At face value, Correa’s stated agenda is to retain liquidity and reduce the growing current-account deficit the country has generated as a result of the oil slump. Yet Correa knew full well that the message would not be popular with the Ecuadorian public, and has thus decided to take advantage of the opportunity to pit social classes against each other via a populist message that only the “pelucones” (a discourteous term he frequently uses to describe the upper and middle classes) will pay for these higher tariffs, as they are the primary culprits in generating high demand for foreign luxuries.
Furthermore, in an effort to appease the voting public, he has promised strict enforcement action against those companies that “take advantage” of the situation to “speculate” and raise prices. As any businessman knows, inventory replacement costs are an important variable in determining market prices. As the cost of new inventory increases, businesses must make pricing decisions that take into account estimated changes in consumer demand, cash flow variances, and the resulting impact on budgets and balance sheets.
Removing the opportunity for businesses to act fluidly as a natural response to these changes has resulted in companies being forced to assume greater risk and greater cost, all while buying the president time before the general public begin to feel the full effect of the new tariffs put in place. (Due to shipment and customs clearing time frames, most products imported after March 11 can take anywhere from 30 to 90 days to hit store shelves.) Essentially, the government would like the private sector to absorb the major economic brunt of his policy choices in an attempt to curry favor with the general public.
Correa is a master of crowd psychology, and from early on understood that if the effects of the massively unpopular measure were delayed for a time, any effort to formalize a voice of opposition to this would fizzle out. It was clear from the beginning that his approach was one of boiling the frog slowly, versus tossing it directly into the boiling water: allowing for acclimation is the best way to avoid visceral reactions.
Since the government’s unrolling of new tariffs in March 2015, the Ministry of the Interior (which is responsible for Ecuador’s National Police) has employed police intendants to undertake continuous audits of private enterprise to ensure there isn’t market “speculation.”
Under the threat of forced closures, fees, fines, and additional penalties, companies across major industries have been expressly prohibited from altering their prices by any amount unless they have purchase invoices dated past the March 11 tariff pronouncement, proving that their inventories have been subjected to the new tariffs and are the same products for sale in the place of inspection.
These companies receive formal minutes of the inspections, and must provide sales receipts dated pre-March 11 and post-March 11 for specific imported goods to compare prices against the purchase invoices. If any price changes are found to exist without merit, the company can be subjected to penalties and closures of their stores.
It is this author’s belief that the Ecuadorian government, and President Correa specifically, should come clean with the Ecuadorian people.
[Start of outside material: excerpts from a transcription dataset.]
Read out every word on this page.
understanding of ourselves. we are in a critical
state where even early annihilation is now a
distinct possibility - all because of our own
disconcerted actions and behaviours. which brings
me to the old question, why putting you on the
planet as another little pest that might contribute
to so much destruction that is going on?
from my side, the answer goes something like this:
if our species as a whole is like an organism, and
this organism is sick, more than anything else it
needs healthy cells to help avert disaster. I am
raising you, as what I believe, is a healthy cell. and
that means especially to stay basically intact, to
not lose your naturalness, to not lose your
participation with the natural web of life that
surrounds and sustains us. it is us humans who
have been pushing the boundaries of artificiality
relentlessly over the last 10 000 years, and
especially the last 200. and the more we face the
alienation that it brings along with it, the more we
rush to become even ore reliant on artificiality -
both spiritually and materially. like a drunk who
He should state very clearly that he understands the import tariffs are indeed unpopular, yet necessary as a short-term measure to help reduce the current-account deficit.
He should then allow businesses the freedom and opportunity to act as needed concerning a changing economic reality, rather than forcing them to bear the burden of his policy choices alone. Furthermore, he must stop trying to drive a wedge between businesses that are the motors of wealth creation and the general public.
He can do this by putting all citizens on the same level playing field: corporate and individual, alike. No citizen, individual or corporate, should be afforded unique advantages or be subjected to particular disadvantages in a bid to curry favor with another class of individuals.